Tuesday, November 24, 2009

Moderately Bi-Polar

This is not to take away anything from people that suffer from this horrible mental illness. I've known some people with this disease and its a very serious thing.

That being said, I can sympathize in a very mundane kind of way. Everytime I start work on a new project I can go through these wild mood swings. One day I'm high as a kite, the next day the entire world's out to get me. Intellectually I try to maintain a level in between, but emotions are powerful forces in our lives.

The reasons I think have to do with the sort of super concentration required to get a writing project off the ground. On any journey the first steps are always the hardest, and even though you try to ease into it, starting to write something can be like physically smashing your head against a wall. Until you develop a thick cranial ridge to absorb the blows, you tend to get messed up a bit at first.

As it turns out, this is precisely controlled by my emotions. If I write well, I'm flying. The world is my oyster double deluxe bacon cheeseburger. I'm ready to accept my Nobel Prize for Literature. If I don't write well, or if I don't write period, then I feel as if my writing skills are diminished and I have failed and will not go Into The West with the other elves. My light has gone out in the world. I am but a shadow of my former self. I do not know what I am doing here. I am utterly lost and alone and... well, you get the idea.

Of course, what makes it worse is that starting to write is like dropping a giant rock in the pond. It creates these back and forth waves where the highs are tied to my points of high energy and the lows are tied to the depths of my fatigue. The result of this is that I can write a great three pages at night and feel so exhilarated that I'm literally bouncing off the walls like someone dripped espresso intravenously into my brain while I was writing. I can't get to sleep... until about two hours later when I crash. Then, no matter how well I wrote the night before, I wake up feeling despondent and depressed and suddenly the CRAP that I wrote the night before comes back to haunt me reminding in mocking tones that I am just a hack.

Eventually, I will get into a rhythm. The highs and the lows will moderate and the writing will just become a chore to be done. And then all the drama will be gone and I will just be Will... although a bit more tired than normal.

I can't imagine what this sort of life might be like on a continual basis. I say some pretty stupid stuff when I'm depressed, and I'm too damned cheery when I'm not. I can only guess how much worse it must be to have this stuff hit you out of the clear blue. I know people who have had the disease and who have done some horrendous things while under its control. Compared to that, a few undeserved shout outs and a little unnecessary pouting are but minor quibbles.

5 comments:

Dave said...

Was there any crossover of this to preparing and doing youth meetings? It resonates somewhat with my experience as a youth pastor. And I know you were leading (still do?) the Lakeside youth group for awhile. Of course you rarely get kudos from the kids, but you always wonder if you're making any progress. It can get the youth worker down. But on those meetings where you feel like you really connected, it's hard to go to sleep after.

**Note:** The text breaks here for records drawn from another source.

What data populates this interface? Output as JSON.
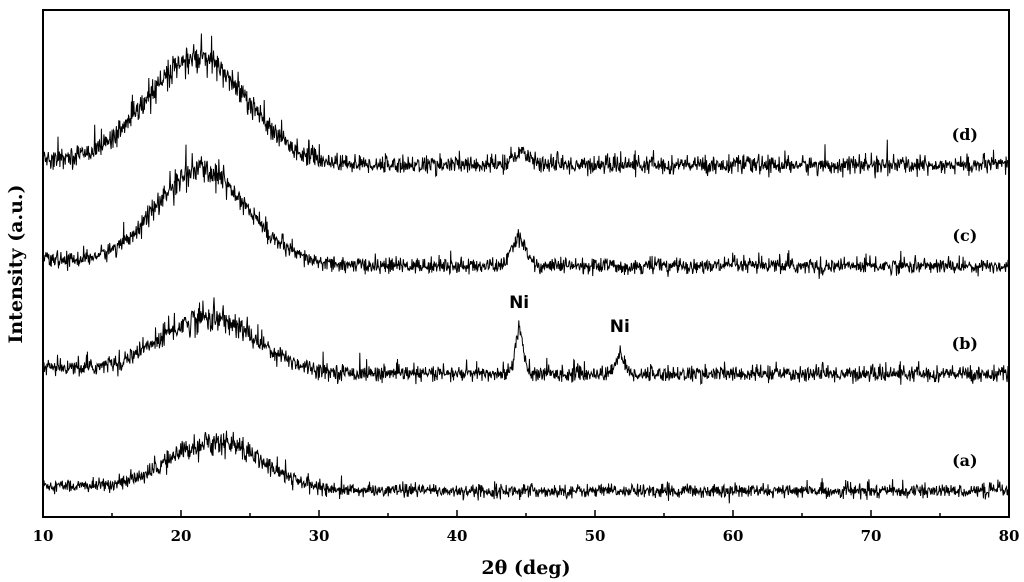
{
  "chart_data": {
    "type": "line",
    "xlabel": "2θ (deg)",
    "ylabel": "Intensity (a.u.)",
    "xlim": [
      10,
      80
    ],
    "xticks": [
      10,
      20,
      30,
      40,
      50,
      60,
      70,
      80
    ],
    "yticks_shown": false,
    "grid": false,
    "legend": "none",
    "line_color": "#000000",
    "series": [
      {
        "label": "(a)",
        "offset": 0,
        "baseline": 14,
        "noise": 6,
        "peaks": [
          {
            "center": 22.5,
            "height": 48,
            "width": 3.3,
            "type": "broad"
          }
        ]
      },
      {
        "label": "(b)",
        "offset": 115,
        "baseline": 16,
        "noise": 7,
        "peaks": [
          {
            "center": 22.0,
            "height": 55,
            "width": 3.5,
            "type": "broad"
          },
          {
            "center": 44.5,
            "height": 44,
            "width": 0.28,
            "type": "sharp"
          },
          {
            "center": 51.8,
            "height": 20,
            "width": 0.3,
            "type": "sharp"
          }
        ]
      },
      {
        "label": "(c)",
        "offset": 225,
        "baseline": 14,
        "noise": 7,
        "peaks": [
          {
            "center": 21.5,
            "height": 95,
            "width": 3.3,
            "type": "broad"
          },
          {
            "center": 44.5,
            "height": 28,
            "width": 0.5,
            "type": "sharp"
          }
        ]
      },
      {
        "label": "(d)",
        "offset": 325,
        "baseline": 15,
        "noise": 8,
        "peaks": [
          {
            "center": 21.2,
            "height": 105,
            "width": 3.6,
            "type": "broad"
          },
          {
            "center": 44.8,
            "height": 12,
            "width": 0.6,
            "type": "sharp"
          }
        ]
      }
    ],
    "annotations": [
      {
        "text": "Ni",
        "x": 44.5,
        "series": "(b)"
      },
      {
        "text": "Ni",
        "x": 51.8,
        "series": "(b)"
      }
    ]
  }
}
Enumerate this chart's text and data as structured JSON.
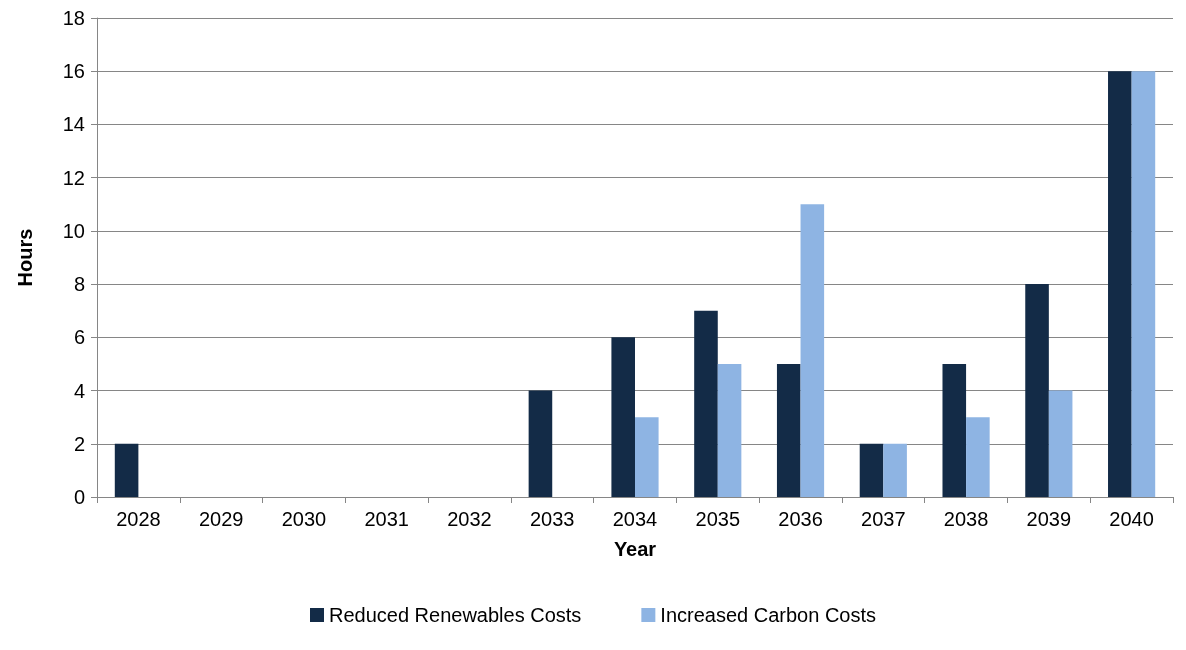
{
  "chart_data": {
    "type": "bar",
    "xlabel": "Year",
    "ylabel": "Hours",
    "categories": [
      "2028",
      "2029",
      "2030",
      "2031",
      "2032",
      "2033",
      "2034",
      "2035",
      "2036",
      "2037",
      "2038",
      "2039",
      "2040"
    ],
    "series": [
      {
        "name": "Reduced Renewables Costs",
        "color": "#132b47",
        "values": [
          2,
          0,
          0,
          0,
          0,
          4,
          6,
          7,
          5,
          2,
          5,
          8,
          16
        ]
      },
      {
        "name": "Increased Carbon Costs",
        "color": "#8eb4e3",
        "values": [
          0,
          0,
          0,
          0,
          0,
          0,
          3,
          5,
          11,
          2,
          3,
          4,
          16
        ]
      }
    ],
    "ylim": [
      0,
      18
    ],
    "yticks": [
      0,
      2,
      4,
      6,
      8,
      10,
      12,
      14,
      16,
      18
    ],
    "grid": "y",
    "legend": "bottom"
  }
}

Then there's the paranoia of the preacher who knows he's just delivered a major klinker. Just the same, everyone shakes your hand as you're going out the door saying, "nice sermon." You know they're lying.

Will Robison said...

You know Dave, I don't remember having that feeling after a youth meeting. Any adrenalin rush I felt was usually tempered with the fact that I was exhausted by running around during a madhouse game of Trash Can Basketball. However, I was also in the midst of writing novel #1 (hereafter referred to as The Book That Would Not End) during that stretch so its possible that any fluctuation was absorbed by my normal writing fluctuations.

And as for sermons, I think nice sermon is code for "I didn't really grasp what you were trying to say there." That can happen even when someone burns a $20 bill in front of you. You might be so dazzled by the complexity of the sermon that you just don't know how you feel about it. Our current pastor took a cell phone call from God this Sunday during his sermon. It was quite dazzling and utterly bizarre - but also effective. Everyone loved it, but I doubt anyone could have told you what it was about.

Or then again, you might have just bored everyone to tears and they are just being polite... who knows? ;)

Dave said...

One of the top rules of sermon writing (learned the hard way): don't use an illustration that is so riveting that nobody hears what you say for the next 10 minutes.

Will Robison said...

Mmm... Pretty Fire... Need that money...

Oh, I'm sorry Dave. You were saying something? ;)

Andy said...

Grand Canyon.

"You've Lost That Lovin' Feelin."

I think God's got a sense of humor, because it's being pulled out as the intro to my sermon message this Sunday.

Especially since it's the intro to a discussion on Hebrews 11.